The smallest cranial nerve is-
a. X-cranial nerve
b. VI-cranial nerve
c. VII-cranial nerve
d. IV-cranial nerve

Answer Verified Verified
It is the only cranial nerve that arises from the brain posteriorly (near the back), establishing the longest pathway. This cranial nerve assists the eye as it is the smallest nerve.

Complete answer:
Option A is incorrect. The vagus nerve is a very complex Xth cranial nerve. It has functions both sensorial and motor. The vagus nerve, of all the cranial nerves, has the longest path. It stretches from your head into your abdomen.
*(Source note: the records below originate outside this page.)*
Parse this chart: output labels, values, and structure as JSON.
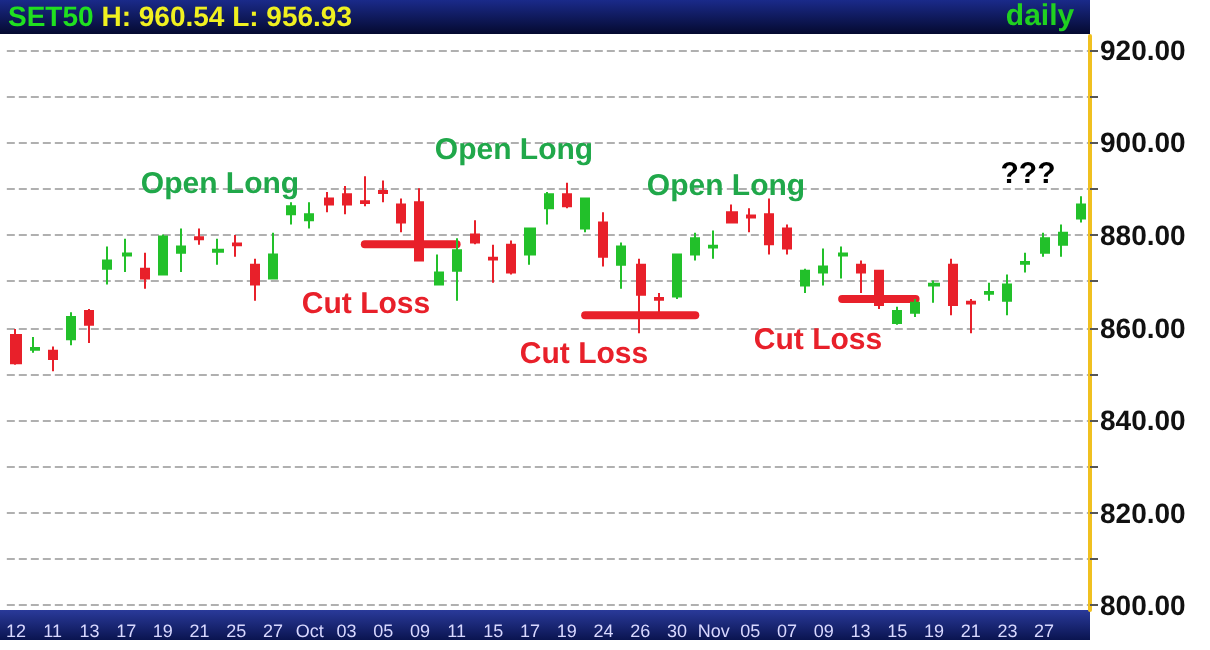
{
  "chart_data": {
    "type": "candlestick",
    "title": "SET50",
    "subtitle": "H: 960.54 L: 956.93",
    "annotations": [
      "Open Long",
      "Open Long",
      "Open Long",
      "Cut Loss",
      "Cut Loss",
      "Cut Loss",
      "???",
      "daily"
    ],
    "categories": [
      "12",
      null,
      "11",
      null,
      "13",
      null,
      "17",
      null,
      "19",
      null,
      "21",
      null,
      "25",
      null,
      "27",
      null,
      "Oct",
      null,
      "03",
      null,
      "05",
      null,
      "09",
      null,
      "11",
      null,
      "15",
      null,
      "17",
      null,
      "19",
      null,
      "24",
      null,
      "26",
      null,
      "30",
      null,
      "Nov",
      null,
      "05",
      null,
      "07",
      null,
      "09",
      null,
      "13",
      null,
      "15",
      null,
      "19",
      null,
      "21",
      null,
      "23",
      null,
      "27",
      null,
      null
    ],
    "ohlc": [
      [
        858.4,
        859.7,
        852,
        852.3
      ],
      [
        855.2,
        858,
        854.6,
        855.6
      ],
      [
        855,
        855.9,
        850.6,
        853.2
      ],
      [
        857.5,
        863.3,
        856.2,
        862.3
      ],
      [
        863.6,
        864,
        856.7,
        860.6
      ],
      [
        872.7,
        877.5,
        869.3,
        874.5
      ],
      [
        875.6,
        879.2,
        872,
        876
      ],
      [
        872.7,
        876.2,
        868.4,
        870.6
      ],
      [
        871.5,
        880.1,
        871.5,
        879.7
      ],
      [
        876.2,
        881.4,
        872,
        877.5
      ],
      [
        879.5,
        881.4,
        877.9,
        879.1
      ],
      [
        876.4,
        879.2,
        873.6,
        876.8
      ],
      [
        878.2,
        880,
        875.3,
        877.8
      ],
      [
        873.6,
        874.9,
        865.8,
        869.3
      ],
      [
        870.6,
        880.5,
        870.6,
        875.8
      ],
      [
        884.5,
        887.1,
        882.3,
        886.2
      ],
      [
        883.2,
        887.1,
        881.4,
        884.5
      ],
      [
        887.9,
        889.3,
        884.9,
        886.6
      ],
      [
        888.8,
        890.6,
        884.5,
        886.6
      ],
      [
        887.3,
        892.7,
        886.2,
        886.9
      ],
      [
        889.5,
        891.8,
        887.1,
        889.1
      ],
      [
        886.6,
        887.9,
        880.6,
        882.7
      ],
      [
        887.1,
        890.1,
        874.5,
        874.5
      ],
      [
        869.3,
        875.8,
        869.3,
        871.9
      ],
      [
        872.3,
        879.3,
        865.8,
        876.7
      ],
      [
        880.1,
        883.2,
        878,
        878.4
      ],
      [
        875.1,
        877.9,
        869.7,
        874.7
      ],
      [
        877.9,
        878.8,
        871.5,
        871.9
      ],
      [
        875.8,
        881.4,
        873.6,
        881.4
      ],
      [
        885.8,
        889.3,
        882.3,
        888.8
      ],
      [
        888.8,
        891.3,
        885.8,
        886.2
      ],
      [
        881.4,
        887.9,
        880.6,
        887.9
      ],
      [
        882.7,
        884.9,
        873.2,
        875.3
      ],
      [
        873.6,
        878.4,
        868.4,
        877.5
      ],
      [
        873.6,
        874.9,
        858.8,
        867.1
      ],
      [
        866.4,
        867.5,
        863.2,
        866
      ],
      [
        866.7,
        875.8,
        866.2,
        875.8
      ],
      [
        875.8,
        880.5,
        874.5,
        879.3
      ],
      [
        877.3,
        881,
        874.9,
        877.7
      ],
      [
        884.9,
        886.6,
        882.7,
        882.7
      ],
      [
        884.2,
        885.8,
        880.6,
        883.8
      ],
      [
        884.5,
        887.9,
        875.8,
        878
      ],
      [
        881.4,
        882.3,
        875.8,
        877.1
      ],
      [
        869.1,
        872.7,
        867.5,
        872.3
      ],
      [
        871.9,
        877.1,
        869.1,
        873.2
      ],
      [
        875.6,
        877.5,
        870.6,
        876
      ],
      [
        873.6,
        874.5,
        867.5,
        871.9
      ],
      [
        872.3,
        872.3,
        864,
        864.9
      ],
      [
        861,
        864.5,
        860.6,
        863.6
      ],
      [
        863.2,
        866.2,
        862.3,
        865.4
      ],
      [
        869.1,
        870.2,
        865.4,
        869.5
      ],
      [
        873.6,
        874.9,
        862.7,
        864.9
      ],
      [
        865.6,
        866.2,
        858.8,
        865.2
      ],
      [
        867.3,
        869.7,
        865.8,
        867.7
      ],
      [
        865.8,
        871.5,
        862.7,
        869.3
      ],
      [
        873.8,
        876.2,
        871.9,
        874.2
      ],
      [
        876.2,
        880.5,
        875.3,
        879.3
      ],
      [
        877.9,
        882.3,
        875.3,
        880.5
      ],
      [
        883.6,
        888.4,
        882.7,
        886.6
      ]
    ],
    "colors": [
      "#e8202a",
      "#22c02a",
      "#e8202a",
      "#22c02a",
      "#e8202a",
      "#22c02a",
      "#22c02a",
      "#e8202a",
      "#22c02a",
      "#22c02a",
      "#e8202a",
      "#22c02a",
      "#e8202a",
      "#e8202a",
      "#22c02a",
      "#22c02a",
      "#22c02a",
      "#e8202a",
      "#e8202a",
      "#e8202a",
      "#e8202a",
      "#e8202a",
      "#e8202a",
      "#22c02a",
      "#22c02a",
      "#e8202a",
      "#e8202a",
      "#e8202a",
      "#22c02a",
      "#22c02a",
      "#e8202a",
      "#22c02a",
      "#e8202a",
      "#22c02a",
      "#e8202a",
      "#e8202a",
      "#22c02a",
      "#22c02a",
      "#22c02a",
      "#e8202a",
      "#e8202a",
      "#e8202a",
      "#e8202a",
      "#22c02a",
      "#22c02a",
      "#22c02a",
      "#e8202a",
      "#e8202a",
      "#22c02a",
      "#22c02a",
      "#22c02a",
      "#e8202a",
      "#e8202a",
      "#22c02a",
      "#22c02a",
      "#22c02a",
      "#22c02a",
      "#22c02a",
      "#22c02a"
    ],
    "series": [
      {
        "type": "line",
        "color": "#e8202a",
        "values": [
          null,
          null,
          null,
          null,
          null,
          null,
          null,
          null,
          null,
          null,
          null,
          null,
          null,
          null,
          null,
          null,
          null,
          null,
          null,
          878,
          878,
          878,
          878,
          878,
          878,
          null,
          null,
          null,
          null,
          null,
          null,
          null,
          null,
          null,
          null,
          null,
          null,
          null,
          null,
          null,
          null,
          null,
          null,
          null,
          null,
          null,
          null,
          null,
          null,
          null,
          null,
          null,
          null,
          null,
          null,
          null,
          null,
          null,
          null
        ]
      },
      {
        "type": "line",
        "color": "#e8202a",
        "values": [
          null,
          null,
          null,
          null,
          null,
          null,
          null,
          null,
          null,
          null,
          null,
          null,
          null,
          null,
          null,
          null,
          null,
          null,
          null,
          null,
          null,
          null,
          null,
          null,
          null,
          null,
          null,
          null,
          null,
          null,
          null,
          862.7,
          862.7,
          862.7,
          862.7,
          862.7,
          862.7,
          862.7,
          null,
          null,
          null,
          null,
          null,
          null,
          null,
          null,
          null,
          null,
          null,
          null,
          null,
          null,
          null,
          null,
          null,
          null,
          null,
          null,
          null
        ]
      },
      {
        "type": "line",
        "color": "#e8202a",
        "values": [
          null,
          null,
          null,
          null,
          null,
          null,
          null,
          null,
          null,
          null,
          null,
          null,
          null,
          null,
          null,
          null,
          null,
          null,
          null,
          null,
          null,
          null,
          null,
          null,
          null,
          null,
          null,
          null,
          null,
          null,
          null,
          null,
          null,
          null,
          null,
          null,
          null,
          null,
          null,
          null,
          null,
          null,
          null,
          null,
          null,
          866.2,
          866.2,
          866.2,
          866.2,
          866.2,
          null,
          null,
          null,
          null,
          null,
          null,
          null,
          null,
          null
        ]
      }
    ],
    "ylim": [
      799,
      923
    ],
    "yticks": [
      {
        "value": 800,
        "label": "800.00"
      },
      {
        "value": 810,
        "label": null
      },
      {
        "value": 820,
        "label": "820.00"
      },
      {
        "value": 830,
        "label": null
      },
      {
        "value": 840,
        "label": "840.00"
      },
      {
        "value": 850,
        "label": null
      },
      {
        "value": 860,
        "label": "860.00"
      },
      {
        "value": 870,
        "label": null
      },
      {
        "value": 880,
        "label": "880.00"
      },
      {
        "value": 890,
        "label": null
      },
      {
        "value": 900,
        "label": "900.00"
      },
      {
        "value": 910,
        "label": null
      },
      {
        "value": 920,
        "label": "920.00"
      }
    ],
    "grid": "y"
  }
}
It comes from the portion of your brainstem which is called the medulla.
Option B is incorrect. The abducens nerve (VIth cranial nerve) regulates another muscle, called the lateral rectal muscle, that is associated with eye movement. This muscle is involved in pushing the eyes outward. For example, use that to look to the left. The nerve, also called the abductive nerve, begins in your brainstem's pons area. It ends up in your eye socket, where it regulates the lateral rectus muscle.
Option C is incorrect. The facial nerve is the VIIth cranial nerve supplying functions both sensory and motor. The facial nerve has a very complicated course. It originates in your brainstem's pons region, where it has both the motor and the sensory root. The two nerves gradually merge into one another to form the facial nerve. The facial nerve branches further through smaller nerve fibers, both within and outside your skull, which trigger muscles and glands or provide sensory information.
Option D is correct. The trochlear nerve is the IVth cranial nerve connected. It is the smallest cranial nerve (by axon number), but it has the longest intracranial path. It's regulating the upper oblique muscle. This is the muscle responsible for the movement of the eyes upward, outwards, and inward.

So, the correct answer is Option D.

Note: The trochlear nerve is primarily a motor nerve, and the only cranial nerve to dorsally exit the brain. One muscle is supplied by the Trochlear Nerve: the superior oblique. The cell bodies that form the fourth cranial nerve are located in the trochlear nucleus, in the ventral part of the brainstem.